ENJOIGNONS aux Gardiens nobles & bourgeois, Usufruitiers,
Amodiateurs, & autres jouissans des fonds auxquels sont attachés
des Esclaves qui y travaillent, de gouverner lesdits Esclaves
comme bons peres de famille, au moyen dequoy ils ne seront pas
tenus après leur administration finie de rendre le prix de ceux
qui seront décedez ou diminuez par maladie, vieillesse ou
autrement, sans leur faute : Et aussi ils ne pourront pas
retenir comme fruits à leur profit, les enfans nez desdits
Esclaves durant leur administration, lesquels Nous voulons estre
conservez & rendus à ceux qui en sont Maîtres & les
Propriétaires.
L.
Les Maîtres âgez de vingt-cinq ans pourront affranchir leurs
Esclaves par tous actes entre vifs ou à cause de mort : Et
cependant comme il se peut trouver des Mâitres assez mercenaires
pour mettre la liberté de leurs Esclaves à prix, ce qui porte
lesdits Esclaves au vol & au brigandage, deffendons à toutes
personnes de quelque qualité & condition qu'elles soient,
d'affranchir leurs Esclaves, sans en avoir obtenu la permission
par Arrest de nostredit Conseil superieur ; laquelle permission
sera accordée sans frais, lorsque les motifs qui auront esté
expediez par les Maîtres paroitront legitimes.

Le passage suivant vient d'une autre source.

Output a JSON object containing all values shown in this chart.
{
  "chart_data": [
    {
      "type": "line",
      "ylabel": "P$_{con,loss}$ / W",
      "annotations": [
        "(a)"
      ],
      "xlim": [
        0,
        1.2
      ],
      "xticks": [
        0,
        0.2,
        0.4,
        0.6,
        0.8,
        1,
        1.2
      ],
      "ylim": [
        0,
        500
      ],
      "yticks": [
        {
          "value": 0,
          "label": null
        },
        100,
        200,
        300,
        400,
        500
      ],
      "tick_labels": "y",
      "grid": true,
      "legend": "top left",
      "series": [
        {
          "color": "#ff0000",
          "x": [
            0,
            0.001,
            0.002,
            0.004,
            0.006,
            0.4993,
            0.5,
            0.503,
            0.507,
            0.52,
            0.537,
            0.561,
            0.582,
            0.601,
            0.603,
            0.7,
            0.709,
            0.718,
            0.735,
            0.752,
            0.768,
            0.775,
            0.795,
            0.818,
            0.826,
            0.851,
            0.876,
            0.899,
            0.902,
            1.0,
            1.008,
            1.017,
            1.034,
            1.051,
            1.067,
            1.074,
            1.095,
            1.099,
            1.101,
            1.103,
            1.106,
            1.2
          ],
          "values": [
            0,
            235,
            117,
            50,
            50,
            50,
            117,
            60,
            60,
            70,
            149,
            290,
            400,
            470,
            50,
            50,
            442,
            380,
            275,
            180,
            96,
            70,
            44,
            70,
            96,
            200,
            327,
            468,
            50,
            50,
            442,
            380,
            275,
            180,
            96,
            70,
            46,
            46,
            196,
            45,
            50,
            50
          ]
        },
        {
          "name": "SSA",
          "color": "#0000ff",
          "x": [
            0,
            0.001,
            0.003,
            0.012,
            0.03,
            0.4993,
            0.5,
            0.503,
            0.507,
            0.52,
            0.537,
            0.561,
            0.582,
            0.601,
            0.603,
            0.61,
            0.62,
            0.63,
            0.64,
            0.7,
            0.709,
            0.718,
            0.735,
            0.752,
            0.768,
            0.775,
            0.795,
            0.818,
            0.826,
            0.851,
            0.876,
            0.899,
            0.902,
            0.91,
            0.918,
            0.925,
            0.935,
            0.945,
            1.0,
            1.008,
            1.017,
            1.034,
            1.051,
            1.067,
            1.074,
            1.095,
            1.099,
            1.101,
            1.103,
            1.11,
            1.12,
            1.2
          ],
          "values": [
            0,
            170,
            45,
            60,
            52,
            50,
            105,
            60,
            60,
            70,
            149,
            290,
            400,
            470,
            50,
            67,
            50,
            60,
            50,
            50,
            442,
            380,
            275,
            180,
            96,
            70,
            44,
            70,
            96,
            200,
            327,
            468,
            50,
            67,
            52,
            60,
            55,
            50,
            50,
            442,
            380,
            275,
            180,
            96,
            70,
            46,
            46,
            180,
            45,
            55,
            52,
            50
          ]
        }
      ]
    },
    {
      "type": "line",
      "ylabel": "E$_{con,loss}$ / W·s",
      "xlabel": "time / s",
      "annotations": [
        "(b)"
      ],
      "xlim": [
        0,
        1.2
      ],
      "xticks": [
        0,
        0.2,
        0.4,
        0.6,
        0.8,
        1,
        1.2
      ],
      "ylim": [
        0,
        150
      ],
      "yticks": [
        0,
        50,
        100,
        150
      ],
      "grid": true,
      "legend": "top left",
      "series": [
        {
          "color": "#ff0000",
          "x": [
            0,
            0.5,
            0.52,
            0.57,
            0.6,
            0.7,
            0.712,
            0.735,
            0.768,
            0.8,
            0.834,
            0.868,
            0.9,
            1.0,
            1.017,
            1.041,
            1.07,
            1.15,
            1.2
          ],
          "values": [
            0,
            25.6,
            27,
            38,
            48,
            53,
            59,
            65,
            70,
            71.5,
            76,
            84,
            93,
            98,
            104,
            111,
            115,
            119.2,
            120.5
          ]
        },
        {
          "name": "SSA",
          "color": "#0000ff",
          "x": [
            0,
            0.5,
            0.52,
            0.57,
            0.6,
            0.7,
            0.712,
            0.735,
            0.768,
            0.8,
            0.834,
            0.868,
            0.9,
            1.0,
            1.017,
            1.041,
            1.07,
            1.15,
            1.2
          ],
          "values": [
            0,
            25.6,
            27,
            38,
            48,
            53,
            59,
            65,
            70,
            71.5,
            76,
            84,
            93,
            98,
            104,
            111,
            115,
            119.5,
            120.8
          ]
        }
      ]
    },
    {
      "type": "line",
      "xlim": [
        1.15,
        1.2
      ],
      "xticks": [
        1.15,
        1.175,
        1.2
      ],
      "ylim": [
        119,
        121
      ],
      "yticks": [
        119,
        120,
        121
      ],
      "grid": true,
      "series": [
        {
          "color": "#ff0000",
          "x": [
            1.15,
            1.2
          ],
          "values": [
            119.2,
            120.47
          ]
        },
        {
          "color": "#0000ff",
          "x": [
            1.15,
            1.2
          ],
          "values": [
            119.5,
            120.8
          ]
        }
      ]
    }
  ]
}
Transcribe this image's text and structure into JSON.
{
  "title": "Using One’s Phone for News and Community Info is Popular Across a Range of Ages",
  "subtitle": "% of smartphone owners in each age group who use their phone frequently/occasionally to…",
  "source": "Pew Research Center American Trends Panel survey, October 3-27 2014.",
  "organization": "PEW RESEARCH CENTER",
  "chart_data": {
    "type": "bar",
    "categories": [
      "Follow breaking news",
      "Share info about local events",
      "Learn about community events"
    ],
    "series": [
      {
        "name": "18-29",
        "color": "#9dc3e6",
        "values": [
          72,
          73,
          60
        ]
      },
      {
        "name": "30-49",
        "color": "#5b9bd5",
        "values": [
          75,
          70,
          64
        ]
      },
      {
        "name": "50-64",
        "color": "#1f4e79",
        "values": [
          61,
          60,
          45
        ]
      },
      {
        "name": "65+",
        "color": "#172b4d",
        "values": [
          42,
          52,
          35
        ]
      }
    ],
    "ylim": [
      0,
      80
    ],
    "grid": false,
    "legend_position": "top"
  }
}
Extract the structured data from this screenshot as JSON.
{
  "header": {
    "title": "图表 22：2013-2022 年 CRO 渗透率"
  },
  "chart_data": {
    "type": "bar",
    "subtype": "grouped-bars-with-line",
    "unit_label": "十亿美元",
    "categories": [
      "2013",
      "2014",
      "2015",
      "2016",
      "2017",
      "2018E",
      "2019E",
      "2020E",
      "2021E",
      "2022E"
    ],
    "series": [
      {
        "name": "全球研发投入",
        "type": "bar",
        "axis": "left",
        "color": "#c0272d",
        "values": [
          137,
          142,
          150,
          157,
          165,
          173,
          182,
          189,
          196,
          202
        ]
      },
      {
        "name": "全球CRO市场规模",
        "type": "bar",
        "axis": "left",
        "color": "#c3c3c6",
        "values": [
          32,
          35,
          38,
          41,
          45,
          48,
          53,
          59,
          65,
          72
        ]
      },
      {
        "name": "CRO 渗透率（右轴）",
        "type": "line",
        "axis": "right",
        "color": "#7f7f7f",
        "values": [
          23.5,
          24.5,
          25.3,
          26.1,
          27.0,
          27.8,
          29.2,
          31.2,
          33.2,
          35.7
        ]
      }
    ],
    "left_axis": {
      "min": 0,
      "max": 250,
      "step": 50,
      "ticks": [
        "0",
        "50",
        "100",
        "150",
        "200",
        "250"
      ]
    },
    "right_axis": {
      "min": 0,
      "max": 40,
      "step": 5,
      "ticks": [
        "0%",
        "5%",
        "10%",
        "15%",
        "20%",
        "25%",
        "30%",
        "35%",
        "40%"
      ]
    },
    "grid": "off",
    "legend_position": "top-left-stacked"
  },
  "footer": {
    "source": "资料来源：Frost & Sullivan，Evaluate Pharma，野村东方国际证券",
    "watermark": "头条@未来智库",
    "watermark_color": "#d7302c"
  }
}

Voulons que les
affranchissemens qui seront faits à l'avenir sans ces
permissions, soient nuls, & que les Affranchis n'en puissent
joüir, ni estre reconnus pour tels : Ordonnons au contraire
qu'ils soient tenus, censez é reputez Esclaves, que les Maîtres
en soient privez, & qu'ils soient confisquez au profit de la
Compagnie des Indes.
LI.
Voulons néanmoins que les Esclaves qui auront esté nommez par
leurs Maîtres, Tuteurs de leurs enfans, soient tenus & reputez
comme Nous les tenons & reputons pour affranchis.
LII.
DECLARONS les affranchissemens faits dans les formes cy-devant
prescrites, tenir lieu de naissance dans nostredites Province de
la Loüisianne, & les esclaves affranchis n'avoir besoin de nos
Lettres de naturalité pour joüir des avantages de nos sujets
naturels de nostre Royaume, Terres & Pays de notre obéissance,
encore qu'ils soient nez dans les Pays estrangers : Declarons
cependant lesdits affranchis, ensemble le Negre libre, incapable
de recevoir des Blancs aucune donation entre vifs a cause de
mort ou autrement ; Voulons qu'en cas qu'il leur en soit fait
aucune, elle demeure nulle à leur égard, & soit appliquée au
profit de l'Hôpital le plus prochain.
LIII.
COMMANDONS aux affranchis de porter un respect singulier à leurs
anciens Maîtres, à leurs Veuves & à leurs Enfans ; ensorte que
l'injure qu'ils leur auront faite, soit punie plus grievement
que si elle était faite à une autre personne : les déclarons
toustefois francs & quittes envers eux de toutes autres Charges,
Services & Droits utiles que leurs anciens Maîtres voudroient
prétendre, tant sur leurs personnes que sur leurs Biens &
Successions, en qualité de Patrons.
LIV.
OCTROYONS aux affranchis les mesmes Droits, Privileges &
Immunitez dont joüissent les personnes nées libres ; Voulons que
le merite d'une liberté acquise produise en eux, tant pour leurs
personnes que pour leurs biens, les mesmes effets que le bonheur
de la liberté naturelle cause à nos autres Sujets, le tout
cependant aux exceptions portées par l'Article LIII. des
presentes.
LV.
DECLARONS les Confiscations & les amendes qui n'ont point de
destination particulière, par ces Présentes, appartenir à ladite
Compagnie des Indes, pour estre payées à ceux qui sont préposez
à la Recette de ses Droits & Revenus ; Voulons néanmoins que
distraction soit faite du tiers desdites Confiscations & amendes
au profit de l'Hôpital le plus proche du lieu où elles auront
été adjugées.
Si DONNONS en MANDEMENT à nos amez & feaux les Gens tenant notre
Conseil superieur de la Loüisianne, que ces Presentes ils ayent
à faire lire, publier & registrer, & le contenu en icelles,
garder & observer selon leur forme & teneur, nonobstant tous
Edits, Declarations, Arrests, Regelemens & Usages à ce
contraires, ausquels Nous avons dérogé & dérogeons par ces
Présentes ; CAR TEL EST NOSTRE BON PLAISIR. Et afin que ce soit
chose ferme & stable à toujours, Nous y avons fait mettre notre
Scel. DONNÉ à Versailles au mois de Mars, l'an de grace mil sept
cens vingt-quatre, & de notre Regne le neuvieme. Signé LOUIS.